Within its section on Customer service and Loan Servicing, HB-1-3550 Handbook Appendix 10 contains subsections entitled “Insured Losses” and “Uninsured Losses.” The “Insured Losses” section provides:
If security property is to be repaired, the borrower’s Rural Development loan account must be current before insurance proceeds can be released. An authorized field office employee may release insurance proceeds less than $10,000 to the borrower when presented with the insurance company’s repair list.
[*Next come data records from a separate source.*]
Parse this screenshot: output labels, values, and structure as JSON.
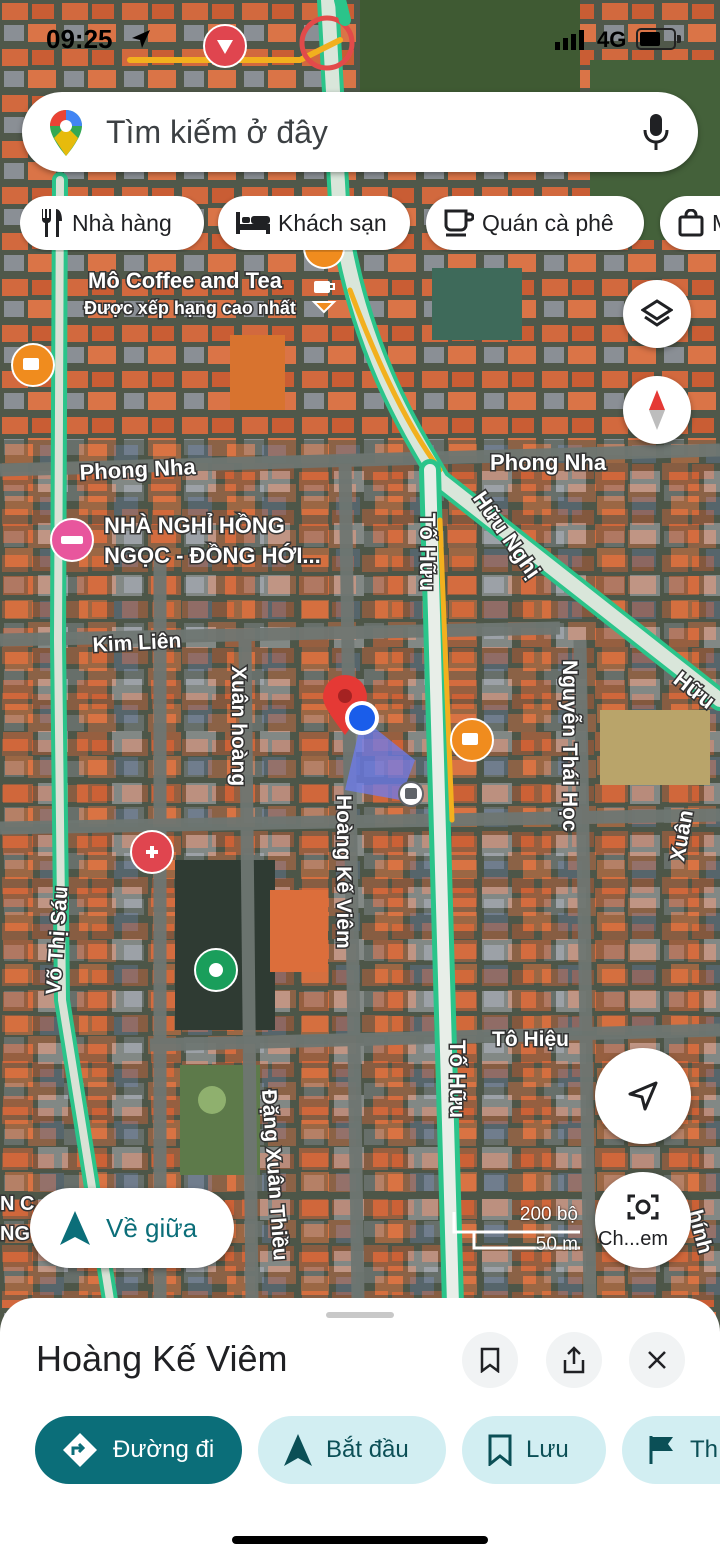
{
  "status_bar": {
    "time": "09:25",
    "network": "4G"
  },
  "search": {
    "placeholder": "Tìm kiếm ở đây"
  },
  "chips": [
    {
      "label": "Nhà hàng",
      "icon": "fork-knife-icon"
    },
    {
      "label": "Khách sạn",
      "icon": "bed-icon"
    },
    {
      "label": "Quán cà phê",
      "icon": "coffee-cup-icon"
    },
    {
      "label": "M",
      "icon": "shopping-bag-icon"
    }
  ],
  "map": {
    "pois": [
      {
        "name": "Mô Coffee and Tea",
        "subtitle": "Được xếp hạng cao nhất"
      },
      {
        "name": "NHÀ NGHỈ HỒNG",
        "name_line2": "NGỌC - ĐỒNG HỚI..."
      }
    ],
    "streets": {
      "phong_nha_left": "Phong Nha",
      "phong_nha_right": "Phong Nha",
      "huu_nghi": "Hữu Nghị",
      "huu_edge": "Hữu",
      "to_huu_top": "Tố Hữu",
      "to_huu_bottom": "Tố Hữu",
      "kim_lien": "Kim Liên",
      "xuan_hoang": "Xuân hoàng",
      "hoang_ke_viem": "Hoàng Kế Viêm",
      "nguyen_thai_hoc": "Nguyễn Thái Học",
      "xuan_edge": "Xuân",
      "vo_thi_sau": "Võ Thị Sáu",
      "to_hieu": "Tô Hiệu",
      "dang_xuan_thieu": "Đặng Xuân Thiều",
      "chinh_edge": "hính",
      "edge_left": "N C",
      "edge_left2": "NG"
    },
    "scale": {
      "top": "200 bộ",
      "bottom": "50 m"
    }
  },
  "buttons": {
    "recenter": "Về giữa",
    "camera": "Ch...em"
  },
  "place_sheet": {
    "title": "Hoàng Kế Viêm",
    "actions": [
      {
        "label": "Đường đi",
        "icon": "directions-icon"
      },
      {
        "label": "Bắt đầu",
        "icon": "navigation-arrow-icon"
      },
      {
        "label": "Lưu",
        "icon": "bookmark-icon"
      },
      {
        "label": "Th",
        "icon": "flag-icon"
      }
    ]
  },
  "colors": {
    "accent": "#0b6e79",
    "accent_light": "#d2eef2",
    "road_green": "#2bc48a",
    "road_yellow": "#f2b01e"
  }
}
Insurance proceeds of $10,000 or more must be forwarded to NFAOC, Hazard Insurance Section, according to current claims handling procedures. A field office employee will inspect repairs when completed as required under 7 CFR 3550.110(d) (3) and RD Instruction 1924-A. If security property is not going to be repaired, insurance proceeds must be applied to pay off the loan.235
The “Uninsured Losses” section provides:
A borrower who sustains an uninsured loss is covered by the moratorium authority below but is in default of the mortgage by failing to keep the property insured. If a borrower incurs an uninsured loss, the field office will notify NFAOC through Task 285 of the estimated amount of damage to the property and the date of loss. If a borrower is unable to pay off the debt or repair the house with personal resources or other credit, the debt must be settled under 7 CFR 3550.253.236
235 U.S. Dep’t of Agriculture, Rural Development, HB-1-3550 Direct Single Family Housing Loans and Grants Field Office Handbook, Appendix 10, VIII, Customer Service and Loan Servicing.
236 U.S. Dep’t of Agriculture, Rural Development, HB-1-3550 Direct Single Family Housing Loans and Grants Field Office Handbook, Appendix 10, VIII, Customer Service and Loan Servicing.